For others–those who led rockier lives and long attributed their drinking or concentration and sleep problems to job-related stress–the clinical challenge is greater, though not necessarily insurmountable. “Now sitting at home with ‘the wife,’ there’s not too much camouflage handy,” says Grant Devilly, trauma expert at Swinburne University in Australia, who has worked extensively with Korea and Vietnam veterans in his country.
How do these patients fare with treatment? “Quite well,” Devilly tells me. But, he emphasizes, there is a marked difference between his country’s mental health care system for veterans and ours. “We provide information on a healthier lifestyle, enhance beliefs and attitudes that the veteran can be an agent of change in his own life, and promote skills in linking and relating to family and others,” Devilly explains. “In the States,” he says, eschewing political correctness, “therapists tend to see vets as PTSD on legs.”
Devilly has a point. It is well established that the prognosis for PTSD patients is highly dependent on “post-event” factors, such as expectation of lasting impairment, marital discord, poor physical health, and financial stress. Clinicians in the United States have come to recognize the vast importance of ameliorating “post-event” factors, but change can be slow.
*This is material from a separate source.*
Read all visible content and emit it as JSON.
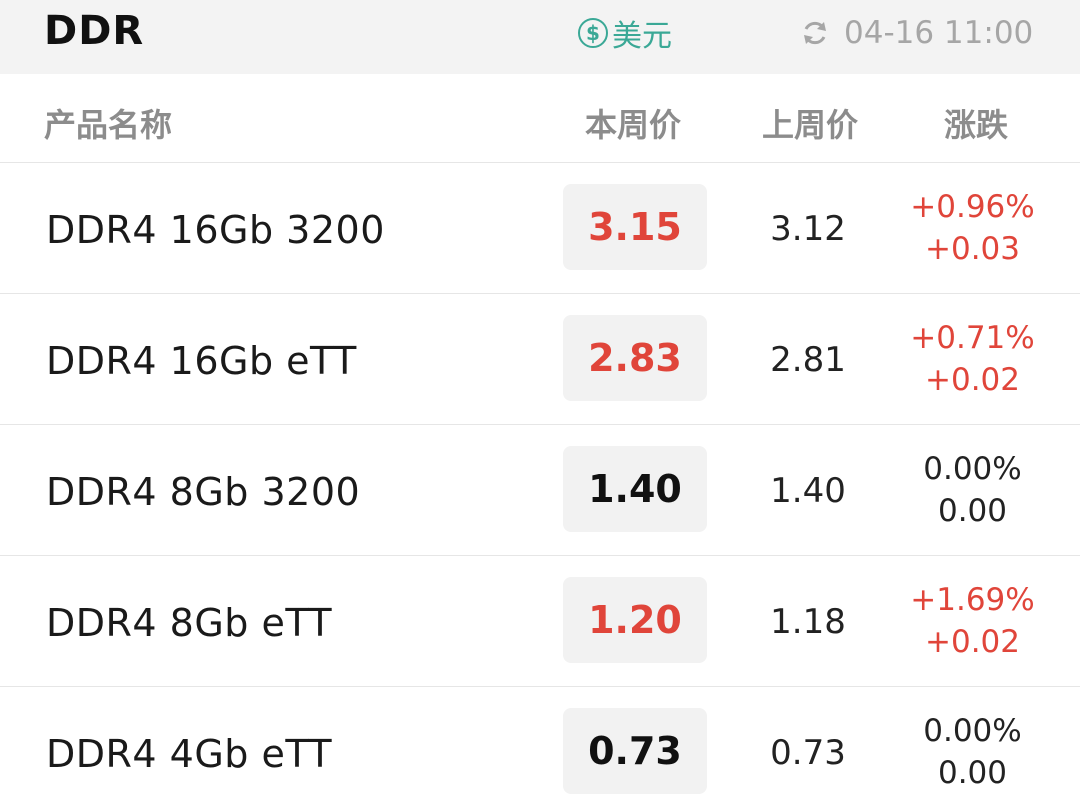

I have often wondered how many of our veterans are never given a full opportunity to recover. Unfortunately, some veterans’ advocates and old-guard clinicians remain too ready to see psychological distress as tantamount to incurable PTSD–hence, the quick reach for the disability claims form.
Another veteran who wrote me was offended. “My hope is that if I need to seek professional help in ‘coping’ with my past, I will be met with compassion, respect, and an open mind instead of cynicism.”
That is my hope, too. I am rarely cynical about patients’ capacities for renewal, but I worry that my correspondent might fall into the hands of those too ready to cast him as a psychiatric invalid.
Sally Satel is a psychiatrist and the coauthor, with Christina Hoff Sommers, of One Nation Under Therapy.